The hostel diaries: Sleeping with strangers
By Grace Cunningham

A wrought iron bunk bed in Berlin, Prague, and Budapest. What do they all have in common? You can be guaranteed you will be sleeping above or below a complete and total stranger. One cramped night together spent in the same un-air conditioned hostel, what could be more intimate than that? 

Lugging in my 60-kilo bag to a quaintly converted house in Lake Bled, Slovenia, I came to know Matt who snoozed above me for 7 hours, gave me some leftover croissants in the morning, and disappeared back to Venice for work.

It was a summer of trains and lakes, street food and bottle-of-wine-on-a-beach for me and my two friends in the summer of 2023. With great fun came the dire need to rest, and we of course took this as a reason to book 8-12 bed hostel rooms where conversation was currency and your new best pal was round every corner.

Matt, for all his kind gestures, seemed to have a habit of leaving his items teetering off the bed above me, and allowing one to fall each and every time I found myself drifting off to sleep.
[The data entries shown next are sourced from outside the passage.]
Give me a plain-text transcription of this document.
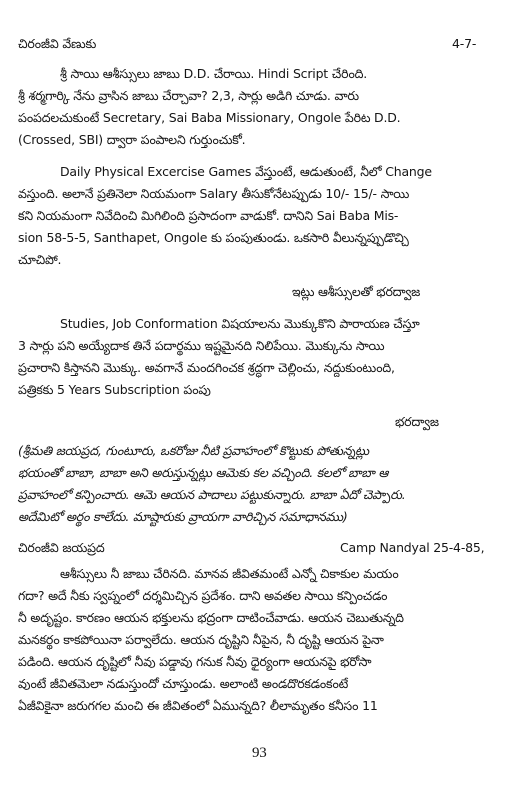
చిరంజీవి వేణుకు	4-7-
శ్రీ సాయి ఆశీస్సులు జాబు D.D. చేరాయి. Hindi Script చేరింది.
శ్రీ శర్మగార్కి నేను వ్రాసిన జాబు చేర్చావా? 2,3, సార్లు అడిగి చూడు. వారు
పంపదలచుకుంటే Secretary, Sai Baba Missionary, Ongole పేరిట D.D.
(Crossed, SBI) ద్వారా పంపాలని గుర్తుంచుకో.
Daily Physical Excercise Games వేస్తుంటే, ఆడుతుంటే, నీలో Change
వస్తుంది. అలానే ప్రతినెలా నియమంగా Salary తీసుకోనేటప్పుడు 10/- 15/- సాయి
కని నియమంగా నివేదించి మిగిలింది ప్రసాదంగా వాడుకో. దానిని Sai Baba Mis-
sion 58-5-5, Santhapet, Ongole కు పంపుతుండు. ఒకసారి వీలున్నప్పుడొచ్చి
చూచిపో.
ఇట్లు ఆశీస్సులతో భరద్వాజ
Studies, Job Conformation విషయాలను మొక్కుకొని పారాయణ చేస్తూ
3 సార్లు పని అయ్యేదాక తినే పదార్థము ఇష్టమైనది నిలిపేయి. మొక్కును సాయి
ప్రచారాని కిస్తానని మొక్కు. అవగానే మందగించక శ్రద్ధగా చెల్లించు, నద్దుకుంటుంది,
పత్రికకు 5 Years Subscription పంపు
భరద్వాజ
(శ్రీమతి జయప్రద, గుంటూరు, ఒకరోజు నీటి ప్రవాహంలో కొట్టుకు పోతున్నట్లు
భయంతో బాబా, బాబా అని అరుస్తున్నట్లు ఆమెకు కల వచ్చింది. కలలో బాబా ఆ
ప్రవాహంలో కన్పించారు. ఆమె ఆయన పాదాలు పట్టుకున్నారు. బాబా ఏదో చెప్పారు.
అదేమిటో అర్థం కాలేదు. మాష్టారుకు వ్రాయగా వారిచ్చిన సమాధానము)
చిరంజీవి జయప్రద	Camp Nandyal 25-4-85,
ఆశీస్సులు నీ జాబు చేరినది. మానవ జీవితమంటే ఎన్నో చికాకుల మయం
గదా? అదే నీకు స్వప్నంలో దర్శమిచ్చిన ప్రదేశం. దాని అవతల సాయి కన్పించడం
నీ అదృష్టం. కారణం ఆయన భక్తులను భద్రంగా దాటించేవాడు. ఆయన చెబుతున్నది
మనకర్థం కాకపోయినా పర్వాలేదు. ఆయన దృష్టిని నీపైన, నీ దృష్టి ఆయన పైనా
పడింది. ఆయన దృష్టిలో నీవు పడ్డావు గనుక నీవు ధైర్యంగా ఆయనపై భరోసా
వుంటే జీవితమెలా నడుస్తుందో చూస్తుండు. అలాంటి అండదొరకడంకంటే
ఏజీవికైనా జరుగగల మంచి ఈ జీవితంలో ఏమున్నది? లీలామృతం కనీసం 11
93
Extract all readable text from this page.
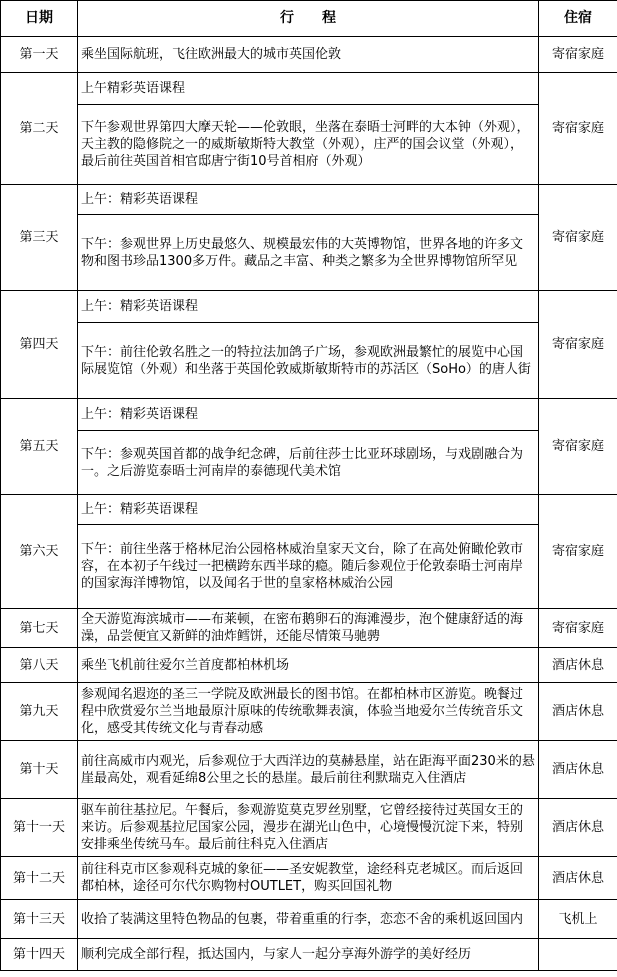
日期	行　　程	住宿
第一天	乘坐国际航班，飞往欧洲最大的城市英国伦敦	寄宿家庭
第二天	上午精彩英语课程	寄宿家庭
	下午参观世界第四大摩天轮——伦敦眼，坐落在泰晤士河畔的大本钟（外观），天主教的隐修院之一的威斯敏斯特大教堂（外观），庄严的国会议堂（外观），最后前往英国首相官邸唐宁街10号首相府（外观）	
第三天	上午：精彩英语课程	寄宿家庭
	下午：参观世界上历史最悠久、规模最宏伟的大英博物馆，世界各地的许多文物和图书珍品1300多万件。藏品之丰富、种类之繁多为全世界博物馆所罕见	
第四天	上午：精彩英语课程	寄宿家庭
	下午：前往伦敦名胜之一的特拉法加鸽子广场，参观欧洲最繁忙的展览中心国际展览馆（外观）和坐落于英国伦敦威斯敏斯特市的苏活区（SoHo）的唐人街	
第五天	上午：精彩英语课程	寄宿家庭
	下午：参观英国首都的战争纪念碑，后前往莎士比亚环球剧场，与戏剧融合为一。之后游览泰晤士河南岸的泰德现代美术馆	
第六天	上午：精彩英语课程	寄宿家庭
	下午：前往坐落于格林尼治公园格林威治皇家天文台，除了在高处俯瞰伦敦市容，在本初子午线过一把横跨东西半球的瘾。随后参观位于伦敦泰晤士河南岸的国家海洋博物馆，以及闻名于世的皇家格林威治公园	
第七天	全天游览海滨城市——布莱顿，在密布鹅卵石的海滩漫步，泡个健康舒适的海澡，品尝便宜又新鲜的油炸鳕饼，还能尽情策马驰骋	寄宿家庭
第八天	乘坐飞机前往爱尔兰首度都柏林机场	酒店休息
第九天	参观闻名遐迩的圣三一学院及欧洲最长的图书馆。在都柏林市区游览。晚餐过程中欣赏爱尔兰当地最原汁原味的传统歌舞表演，体验当地爱尔兰传统音乐文化，感受其传统文化与青春动感	酒店休息
第十天	前往高威市内观光，后参观位于大西洋边的莫赫悬崖，站在距海平面230米的悬崖最高处，观看延绵8公里之长的悬崖。最后前往利默瑞克入住酒店	酒店休息
第十一天	驱车前往基拉尼。午餐后，参观游览莫克罗丝别墅，它曾经接待过英国女王的来访。后参观基拉尼国家公园，漫步在湖光山色中，心境慢慢沉淀下来，特别安排乘坐传统马车。最后前往科克入住酒店	酒店休息
第十二天	前往科克市区参观科克城的象征——圣安妮教堂，途经科克老城区。而后返回都柏林，途径可尔代尔购物村OUTLET，购买回国礼物	酒店休息
第十三天	收拾了装满这里特色物品的包裹，带着重重的行李，恋恋不舍的乘机返回国内	飞机上
第十四天	顺利完成全部行程，抵达国内，与家人一起分享海外游学的美好经历	
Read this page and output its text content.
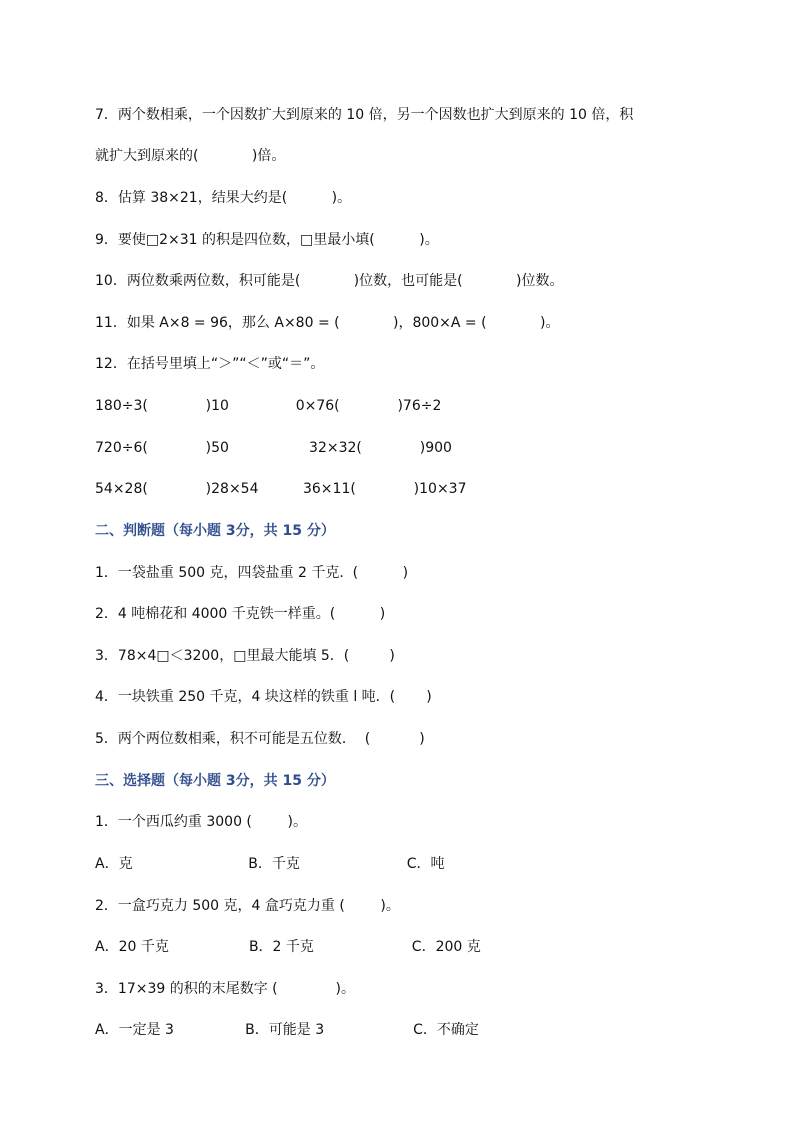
7．两个数相乘，一个因数扩大到原来的 10 倍，另一个因数也扩大到原来的 10 倍，积
就扩大到原来的(            )倍。
8．估算 38×21，结果大约是(          )。
9．要使□2×31 的积是四位数，□里最小填(          )。
10．两位数乘两位数，积可能是(            )位数，也可能是(            )位数。
11．如果 A×8 = 96，那么 A×80 = (            )，800×A = (            )。
12．在括号里填上“＞”“＜”或“＝”。
180÷3(             )10               0×76(             )76÷2
720÷6(             )50                  32×32(             )900
54×28(             )28×54          36×11(             )10×37
二、判断题（每小题 3分，共 15 分）
1．一袋盐重 500 克，四袋盐重 2 千克.  (          )
2．4 吨棉花和 4000 千克铁一样重。(          )
3．78×4□＜3200，□里最大能填 5．(         )
4．一块铁重 250 千克，4 块这样的铁重 l 吨．(       )
5．两个两位数相乘，积不可能是五位数．  (           )
三、选择题（每小题 3分，共 15 分）
1．一个西瓜约重 3000 (        )。
A．克                          B．千克                        C．吨
2．一盒巧克力 500 克，4 盒巧克力重 (        )。
A．20 千克                  B．2 千克                      C．200 克
3．17×39 的积的末尾数字 (             )。
A．一定是 3                B．可能是 3                    C．不确定
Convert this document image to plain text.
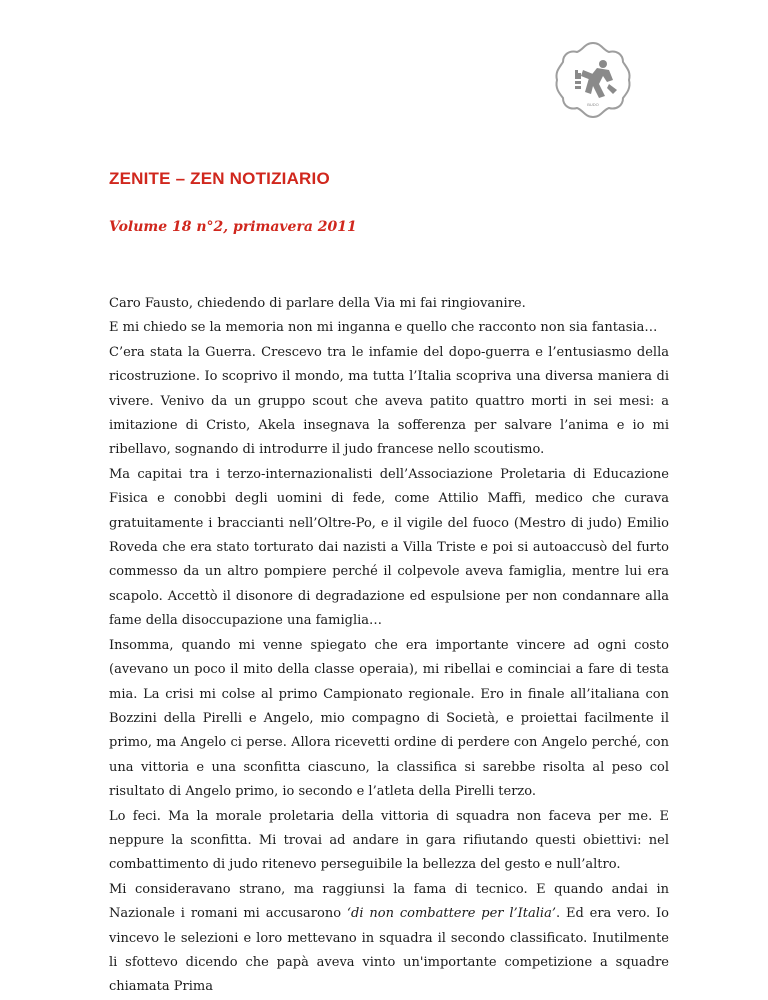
BUDO
ZENITE – ZEN NOTIZIARIO
Volume 18 n°2, primavera 2011

Caro Fausto, chiedendo di parlare della Via mi fai ringiovanire.

E mi chiedo se la memoria non mi inganna e quello che racconto non sia fantasia…

C’era stata la Guerra. Crescevo tra le infamie del dopo-guerra e l’entusiasmo della ricostruzione. Io scoprivo il mondo, ma tutta l’Italia scopriva una diversa maniera di vivere. Venivo da un gruppo scout che aveva patito quattro morti in sei mesi: a imitazione di Cristo, Akela insegnava la sofferenza per salvare l’anima e io mi ribellavo, sognando di introdurre il judo francese nello scoutismo.

Ma capitai tra i terzo-internazionalisti dell’Associazione Proletaria di Educazione Fisica e conobbi degli uomini di fede, come Attilio Maffi, medico che curava gratuitamente i braccianti nell’Oltre-Po, e il vigile del fuoco (Mestro di judo) Emilio Roveda che era stato torturato dai nazisti a Villa Triste e poi si autoaccusò del furto commesso da un altro pompiere perché il colpevole aveva famiglia, mentre lui era scapolo. Accettò il disonore di degradazione ed espulsione per non condannare alla fame della disoccupazione una famiglia…

Insomma, quando mi venne spiegato che era importante vincere ad ogni costo (avevano un poco il mito della classe operaia), mi ribellai e cominciai a fare di testa mia. La crisi mi colse al primo Campionato regionale. Ero in finale all’italiana con Bozzini della Pirelli e Angelo, mio compagno di Società, e proiettai facilmente il primo, ma Angelo ci perse. Allora ricevetti ordine di perdere con Angelo perché, con una vittoria e una sconfitta ciascuno, la classifica si sarebbe risolta al peso col risultato di Angelo primo, io secondo e l’atleta della Pirelli terzo.

Lo feci. Ma la morale proletaria della vittoria di squadra non faceva per me. E neppure la sconfitta. Mi trovai ad andare in gara rifiutando questi obiettivi: nel combattimento di judo ritenevo perseguibile la bellezza del gesto e null’altro.

Mi consideravano strano, ma raggiunsi la fama di tecnico. E quando andai in Nazionale i romani mi accusarono ‘di non combattere per l’Italia’. Ed era vero. Io vincevo le selezioni e loro mettevano in squadra il secondo classificato. Inutilmente li sfottevo dicendo che papà aveva vinto un'importante competizione a squadre chiamata Prima
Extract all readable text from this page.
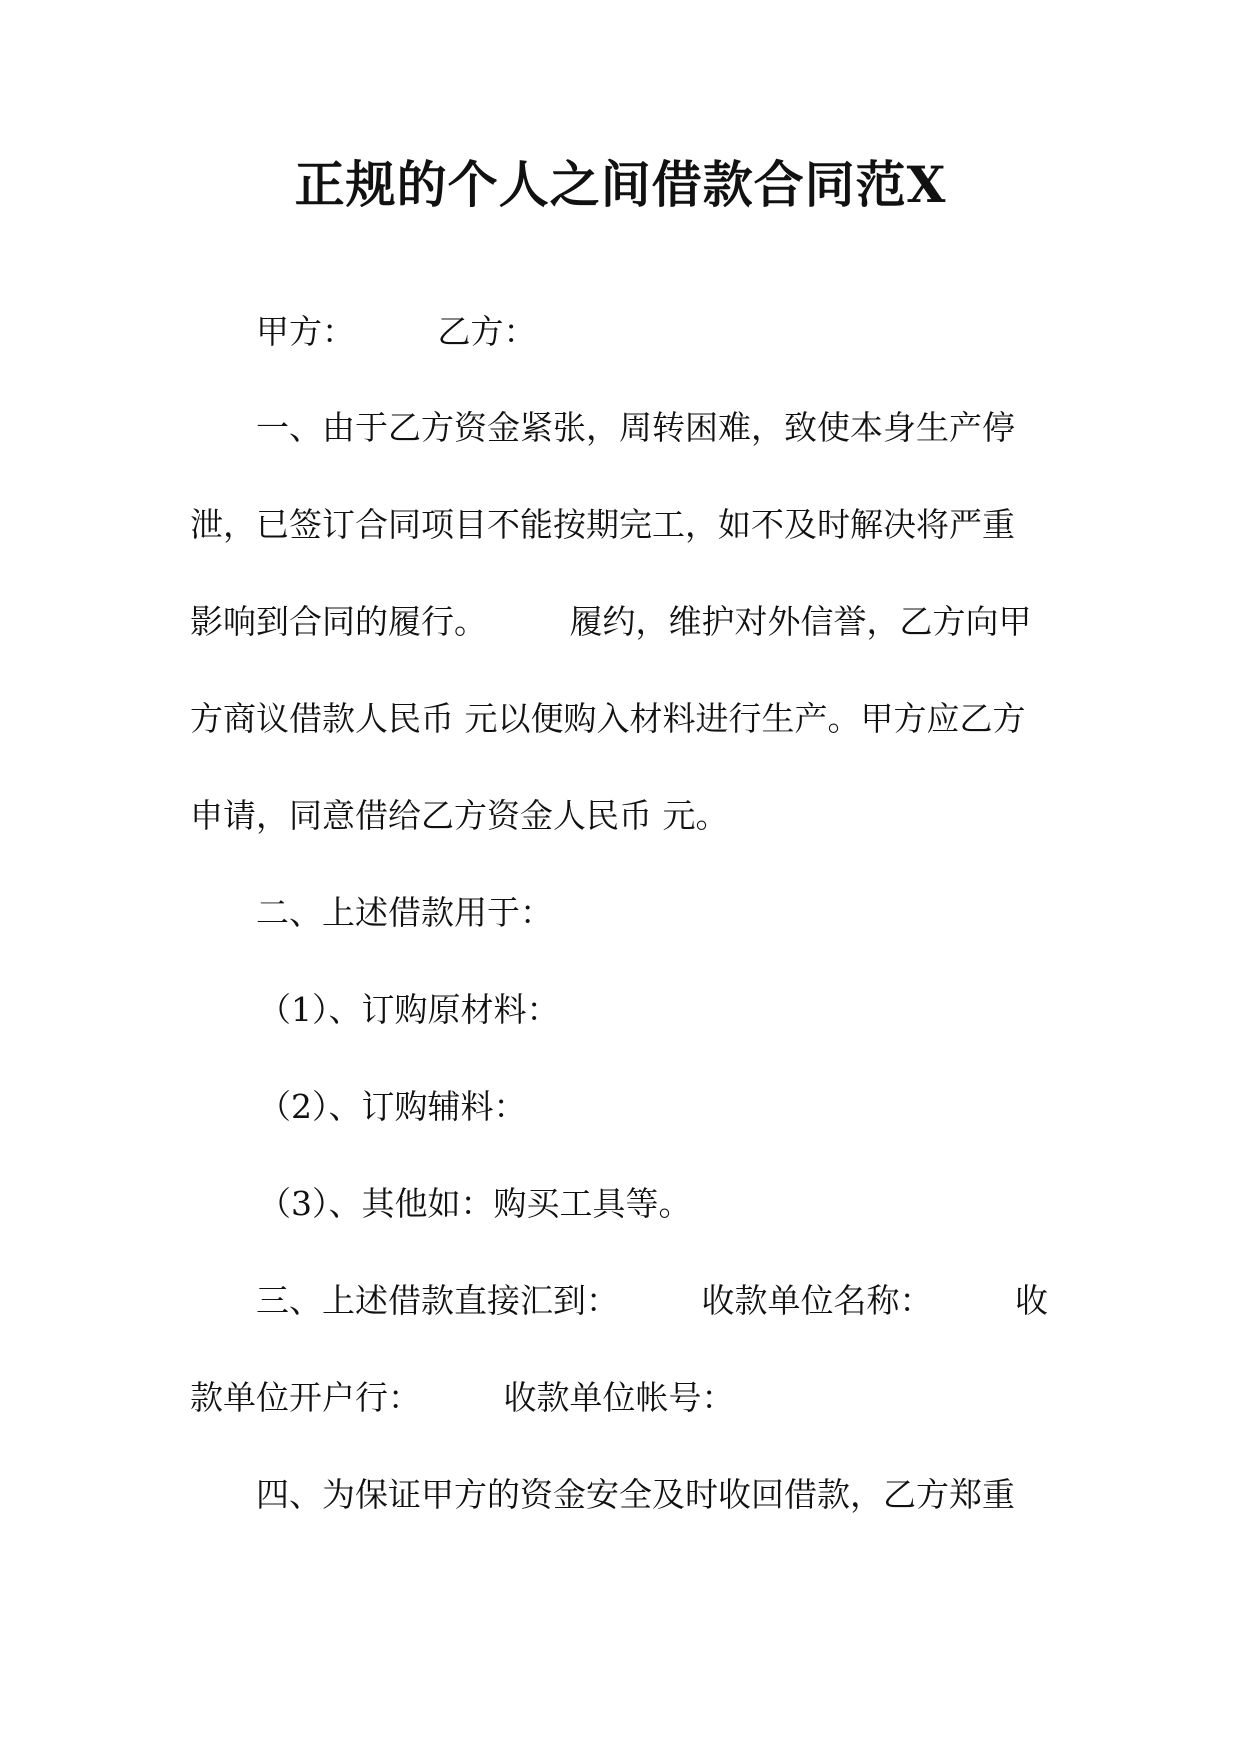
正规的个人之间借款合同范X

甲方：　　　乙方：

一、由于乙方资金紧张，周转困难，致使本身生产停

泄，已签订合同项目不能按期完工，如不及时解决将严重

影响到合同的履行。　　　履约，维护对外信誉，乙方向甲

方商议借款人民币 元以便购入材料进行生产。甲方应乙方

申请，同意借给乙方资金人民币 元。

二、上述借款用于：

（1）、订购原材料：

（2）、订购辅料：

（3）、其他如：购买工具等。

三、上述借款直接汇到：　　　收款单位名称：　　　收

款单位开户行：　　　收款单位帐号：

四、为保证甲方的资金安全及时收回借款，乙方郑重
For all his personhood and probably fantastic achievements, the only memory I will ever have of him is his lacklustre attitude towards keeping things at the foot of his bed.

Doze chatted to Josh Band, CEO and blog owner of A Backpacker’s World, and he indeed echoed the noise issue. “I was in Bangkok, and the night before I was flying home there was a guy on his phone at 3am. He must’ve been shushed by me and others about 10 times, no exaggeration but he just kept nattering. He was told to go outside and didn’t, the most inconsiderate person I’ve ever met. No one in the dorm slept that night. I was knackered for my 18-hour journey home but at least I didn’t have to spend another night in the dorm with him!”

In many ways, you do kind of sign up for the noise, talking, clattering and snoring. I don’t think there’s anything worse than a hostel snorer; they aren’t your best mate, you can’t just waltz over and shove them. In Paris, I nearly did, but alas someone did the job for me. You could practically feel the sighs of relief from my neighbouring eight bunkers.

None of this made the experience of a hostel any less fundamental to me though. It was like a new world had opened out to me, oodles of new people, I could brush my teeth with them and laugh until the sun seeped through gauze-like curtains.

“90% of people in hostels are amazing,” says Josh. “But it’s the 10% who aren’t which leads to the reputation hostels have amongst people who have never stayed in them.”

“The people you meet make the ‘worse’ sleeping experience worth it.”

Besides, who needs sleep in a hostel anyway? That’s what the sunbathing is for.